According to Krista Wilkinson, professor of communication sciences and disorders and the study’s lead author, traditional communication displays show a grid of abstract images to the viewer. Individuals — often children with intellectual and developmental disabilities, such as Down syndrome or autism spectrum disorders — are encouraged to communicate their ideas by pointing to one or more of the images in the grid.
“But,” said Wilkinson, “this approach isn’t effective because children don’t learn their early words in isolation.”
“Instead,” added Janice Light, distinguished professor of communication sciences and disorders, and the other author of the paper that appeared in a recent issue of the Journal of Speech, Language and Hearing Research, “people formulate ideas in the context of the events and the people in their lives.”
They explain that a child might learn the word “dog” from hearing it in a variety of experiential contexts. Thus, children learn about and hear the label for dogs as they see dogs in the park, pat them at their relatives’ houses and get kisses from them.
“These predictable routines,” said Light, “may be critical in facilitating language development because they provide contextual support for the acquisition of new concepts and words.”
It seems reasonable to consider that VSDs featuring events, like a child receiving a kiss from a dog while mom looks on, might be effective in aiding people with disabilities learn to communicate.
Wilkinson and Light recruited 19 college students to observe eight photographs in which a human figure appeared near one or more items that might be expected to compete for visual attention, such as a Christmas tree or a table loaded with food. They used eye-tracking technology to obtain precise recordings of the participants’ gazes.
The team used college students rather than children with disabilities because they wanted to obtain a baseline dataset, to see if their expectations might apply to individuals with fully developed language and fully developed cognitive, visual and attentional processing.
“So little is known about the allocation of visual attention to humans in photographs for any population,” said Wilkinson. “We felt it was necessary to begin by mapping out basic patterns of visual attention in nondisabled participants as a precursor to considering the potential impact of development and disability on these patterns.”
The researchers’ primary criterion for selecting the photographs was that the main human figure or figures did not occupy a substantial proportion of the photographic space, but occupied between 1.3 percent and 18.3 percent of the space. In most photographs, the humans were far smaller than many other elements. A second criterion was that the photographs contain at least one other element that, based on subjective judgment, might compete for visual attention. For instance, one of the photographs showed a child sitting near a fully decorated holiday tree, with a dog and a cat lying on the floor nearby.

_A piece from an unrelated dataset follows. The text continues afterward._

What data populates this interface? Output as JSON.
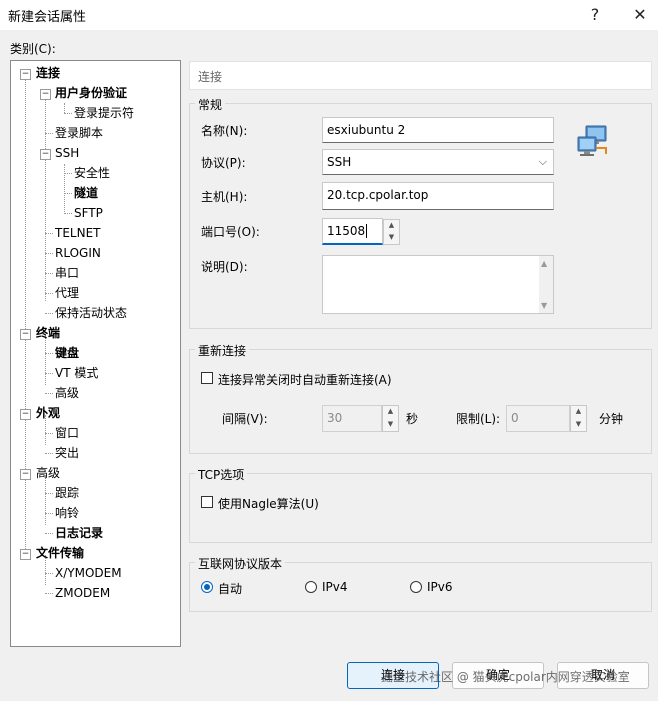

Wilkinson and Light then presented the photos to the students in a slideshow display on a computer monitor. Each of the photos was displayed for approximately seven seconds with a three-second interval in between. During the slideshow, the team recorded the students’ exact gazing points using a sophisticated eye-tracking system.
They found that the participants fixated on the humans within the photographs more rapidly and for longer than expected based on their size, regardless of the other elements in the scene.
“The human figure in each photograph attracted attention from a majority of the participants,” said Wilkinson, who added that the other types of elements that attracted attention from a majority of viewers were the animate figures that were not the subjects of the photograph, such as animals and bystanders.
“Our study suggests that humans may be key elements that capture and maintain visual attention, even in scenes with many other potential competitors,” said Wilkinson. “Research has shown that babies prefer to look at human faces over other stimuli. Our study underscores the powerful draw of human figures on visual attention across different and distinct contexts, even in adults and even in the presence of attractive and interesting distracters.”
In their next study, Wilkinson and Light plan to use the same photos to examine how children respond to the presence of humans in images.